Rotating one object, to rotate many objects on their local axis

Hi, I’ve read a few posts on this but can’t seem to get to the bottom of it:

I’ve created an array of squares on a grid (10 x 10), which I’ve separated by loose parts into 100 separate squares.

I’ve copied one of them and moved it to the side to act as the ‘controller’. I’d like to rotate the controller, which then rotates all 100 squares individually on their local axis.

I’ve successfully done this using proportional editing, setting origins to geometry. But this doesn’t animate.

I can animate them all together, but this results in 100 curves which will be unmanageable. I just want one object rotating that controls all the others.

Is there a way of doing this? I’ve looked into hooks and empties, parenting, etc. But I am very confused!

thanks

Hi, you can use copy rotation constraints.

This totally worked. I selected one of the 100, added a copy rotation constraint, targeted the ‘controller’ square. And now when I rotate the controller square it rotates the single square in the grid.
Then I found the ‘copy constraints to selected objects’ which allowed me to copy the constraint of the 1 of 100, to the other 99 squares. Bingo. All controlled by the ‘controller’ square.

Is there a way for me to avoid having 100 constraints? E.g. tell Blender that 99 squares should do the same as 1 square? Or this actually what the constraints are doing? Just seems more complicated than it should be. I thought parenting would do this. So in other words, I thought I could parent 99 squares to the 1 square, and then constrain the 1 square to the controller.

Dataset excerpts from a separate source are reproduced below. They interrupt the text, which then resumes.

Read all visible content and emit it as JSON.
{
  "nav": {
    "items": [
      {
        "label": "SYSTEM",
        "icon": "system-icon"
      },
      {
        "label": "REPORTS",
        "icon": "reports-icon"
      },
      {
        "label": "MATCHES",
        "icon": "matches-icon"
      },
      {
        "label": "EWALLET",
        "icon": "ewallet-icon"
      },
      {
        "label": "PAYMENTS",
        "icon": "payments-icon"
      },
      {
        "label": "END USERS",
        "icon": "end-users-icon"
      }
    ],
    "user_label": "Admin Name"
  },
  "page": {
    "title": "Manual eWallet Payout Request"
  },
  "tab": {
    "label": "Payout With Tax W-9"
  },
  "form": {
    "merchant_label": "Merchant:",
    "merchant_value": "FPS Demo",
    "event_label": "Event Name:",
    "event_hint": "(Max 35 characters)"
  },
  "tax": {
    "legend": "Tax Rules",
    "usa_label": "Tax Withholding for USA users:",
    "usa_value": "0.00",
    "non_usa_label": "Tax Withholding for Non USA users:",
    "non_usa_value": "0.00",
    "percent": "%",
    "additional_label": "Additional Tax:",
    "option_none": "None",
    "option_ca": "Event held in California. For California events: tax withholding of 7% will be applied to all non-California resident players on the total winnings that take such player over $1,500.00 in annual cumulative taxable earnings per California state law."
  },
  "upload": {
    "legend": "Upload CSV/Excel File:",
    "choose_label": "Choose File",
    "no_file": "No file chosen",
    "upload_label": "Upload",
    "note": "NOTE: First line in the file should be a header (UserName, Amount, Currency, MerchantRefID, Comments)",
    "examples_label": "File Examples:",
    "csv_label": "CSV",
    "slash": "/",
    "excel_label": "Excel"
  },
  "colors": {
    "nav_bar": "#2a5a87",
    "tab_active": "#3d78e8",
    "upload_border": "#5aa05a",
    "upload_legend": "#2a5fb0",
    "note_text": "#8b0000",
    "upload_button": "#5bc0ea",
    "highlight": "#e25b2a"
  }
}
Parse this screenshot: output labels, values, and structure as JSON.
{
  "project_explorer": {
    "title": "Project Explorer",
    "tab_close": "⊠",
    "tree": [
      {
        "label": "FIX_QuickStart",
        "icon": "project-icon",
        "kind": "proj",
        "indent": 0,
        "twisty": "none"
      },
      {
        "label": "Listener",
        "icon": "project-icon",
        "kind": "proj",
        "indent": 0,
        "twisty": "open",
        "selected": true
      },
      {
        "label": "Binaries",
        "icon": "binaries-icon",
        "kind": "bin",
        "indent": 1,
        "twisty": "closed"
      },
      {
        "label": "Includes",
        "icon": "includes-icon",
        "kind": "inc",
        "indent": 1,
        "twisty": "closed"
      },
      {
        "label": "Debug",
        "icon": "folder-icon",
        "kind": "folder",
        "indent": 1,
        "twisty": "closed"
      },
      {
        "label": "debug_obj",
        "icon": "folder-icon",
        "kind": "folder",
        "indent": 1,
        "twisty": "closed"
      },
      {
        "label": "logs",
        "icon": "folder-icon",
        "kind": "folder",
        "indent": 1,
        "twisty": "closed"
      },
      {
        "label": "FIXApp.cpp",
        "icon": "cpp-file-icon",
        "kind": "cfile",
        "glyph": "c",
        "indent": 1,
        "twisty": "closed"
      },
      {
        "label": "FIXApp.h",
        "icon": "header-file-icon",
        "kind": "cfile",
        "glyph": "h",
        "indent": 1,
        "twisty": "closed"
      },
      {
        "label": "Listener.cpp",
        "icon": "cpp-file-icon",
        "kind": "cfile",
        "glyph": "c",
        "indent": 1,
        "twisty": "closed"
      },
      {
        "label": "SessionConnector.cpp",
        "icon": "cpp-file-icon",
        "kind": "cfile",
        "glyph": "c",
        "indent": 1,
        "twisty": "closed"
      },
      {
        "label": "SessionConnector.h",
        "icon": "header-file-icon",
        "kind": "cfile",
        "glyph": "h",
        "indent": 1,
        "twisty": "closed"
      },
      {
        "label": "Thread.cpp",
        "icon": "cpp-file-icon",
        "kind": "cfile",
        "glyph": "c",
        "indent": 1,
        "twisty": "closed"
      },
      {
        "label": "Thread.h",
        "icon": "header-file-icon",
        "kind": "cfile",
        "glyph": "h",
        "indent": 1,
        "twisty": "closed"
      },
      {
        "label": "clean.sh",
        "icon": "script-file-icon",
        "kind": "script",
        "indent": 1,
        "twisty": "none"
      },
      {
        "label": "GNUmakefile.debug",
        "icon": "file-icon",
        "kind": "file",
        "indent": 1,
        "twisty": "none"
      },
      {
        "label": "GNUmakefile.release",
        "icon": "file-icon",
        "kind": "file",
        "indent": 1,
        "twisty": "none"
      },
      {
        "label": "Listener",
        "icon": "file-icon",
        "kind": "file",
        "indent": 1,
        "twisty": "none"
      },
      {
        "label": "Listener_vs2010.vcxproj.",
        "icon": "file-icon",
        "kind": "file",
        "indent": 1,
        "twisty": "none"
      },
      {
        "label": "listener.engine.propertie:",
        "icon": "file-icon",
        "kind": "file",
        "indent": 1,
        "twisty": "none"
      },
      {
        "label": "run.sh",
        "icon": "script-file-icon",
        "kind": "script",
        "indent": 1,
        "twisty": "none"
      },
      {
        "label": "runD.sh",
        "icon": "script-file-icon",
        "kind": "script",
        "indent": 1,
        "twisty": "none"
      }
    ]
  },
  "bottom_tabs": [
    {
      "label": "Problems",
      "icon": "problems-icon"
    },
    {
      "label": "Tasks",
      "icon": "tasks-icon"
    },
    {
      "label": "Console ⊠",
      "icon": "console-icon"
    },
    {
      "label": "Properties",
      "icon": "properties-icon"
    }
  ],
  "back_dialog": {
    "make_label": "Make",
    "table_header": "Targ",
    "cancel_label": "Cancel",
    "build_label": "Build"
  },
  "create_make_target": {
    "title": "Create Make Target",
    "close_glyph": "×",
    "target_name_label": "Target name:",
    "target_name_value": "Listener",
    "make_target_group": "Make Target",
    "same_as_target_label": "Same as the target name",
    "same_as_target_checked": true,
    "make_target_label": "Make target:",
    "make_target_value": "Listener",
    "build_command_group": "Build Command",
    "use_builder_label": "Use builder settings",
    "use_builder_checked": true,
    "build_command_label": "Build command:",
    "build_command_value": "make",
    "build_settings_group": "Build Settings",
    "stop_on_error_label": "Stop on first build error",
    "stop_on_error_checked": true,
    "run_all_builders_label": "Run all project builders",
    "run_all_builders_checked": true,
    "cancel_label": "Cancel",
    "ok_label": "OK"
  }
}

Basically constraints are not really made for mass-controlling stuff like this. Blender lacked a proper solution for ever but since 2.93 you can do it with geometry nodes. The approach will be a little different though…

It’ll all be part of a single mesh, and you’ll have to replicate your square arrangement procedurally : create a grid with the desired number of subdivisions, instance a plane on every point, and plug the rotation output socket (from the object info node set to your “master” object) into the “rotation” input socket of the instance node.

If you’re using 2.93 this is a little more convoluted than it should be (3.0 completely changes the ways these things are handled with the introduction of fields), I almost feel safe advising you to use 3.0 beta but… it’s a beta and it’s not always completely reliable. So if it’s an important project, at least back up your file before trying.

Well, I have a solution for now at least. And at last I have a reason to explore geometry nodes. Makes sense to do it that way, sounds like it was built for this.

Thanks so much. I’ve also discovered the ‘copy attributes’ add-on, which also revealed the ‘copy modifiers’ so I could modify one square to a wireframe and then roll that change out to the 99.

I’m basically trying to create simple geometric art animations, so maybe geometry nodes is something I should explore anyway.

Yes, it’s an awesome tool ! the advantage of it over copying stuff is that it’s non-destructive by nature, so whenever you change something it instantly carries over to all concerned objects/components.

I admit I totally got lost but I’ll persevere. Any links to help on this much appreciated.

This is what I understood from your first post : copy_rotation_blender_3.0.blend (815.1 KB)
(to be opened with Blender 3.0 beta)

I don’t have the 3.0 beta. Is there a way you can export for an earlier version? I installed blender in the last few months sorry I don’t have my version to hand.

You can download it from builder.blender.org/ it’s updated every day

Is it ‘safe’? I use my computer for work so I’m reluctant to try a beta version.

You could screen grab your geometry node tree instead? Thank you so much for your help!!

Like I said earlier, betas can be somewhat unstable, but nothing that would compromise your computer. My advice is to simply keep saving in increments so that whatever happens, you never lose your work. Unfortunately geometry nodes has changed enough that the nodetree I made can’t be made on previous versions, so it wouldn’t help you in the least to see it. Blender 3.0 should be stable in a month or so, see release schedule : https://developer.blender.org/project/subprojects/2/
I’ve personally started using it for editing work since a week ago (never overwriting old files though).

Ok cool. Amazing that it’s already changed that much. I’ve heard great things about 3.0 and am keen to use it, so maybe I’ll take the plunge and as you say, keep saving the work (I’ve already had enough crashes and lost enough work to have that healthy amount of paranoia!). Thanks man, I’ll ping you any questions I have once I download and try your file.

Just clicked on the download link - I’m on a Mac, sorry to ask a dumb question but do I download Intel or Arm version?

You can get that information from the “about this mac” dialog in the upper left corner if my memory serves correctly

As long as you don’t save over your old files you have nothing to worry about. Keep separate folders for 2.9 and 3.0 blend files if you want to be on the safe side. I wouldn’t expect anything to break during the one-month beta phase, as the heavy lifting has been done and tested widely already, but you never know.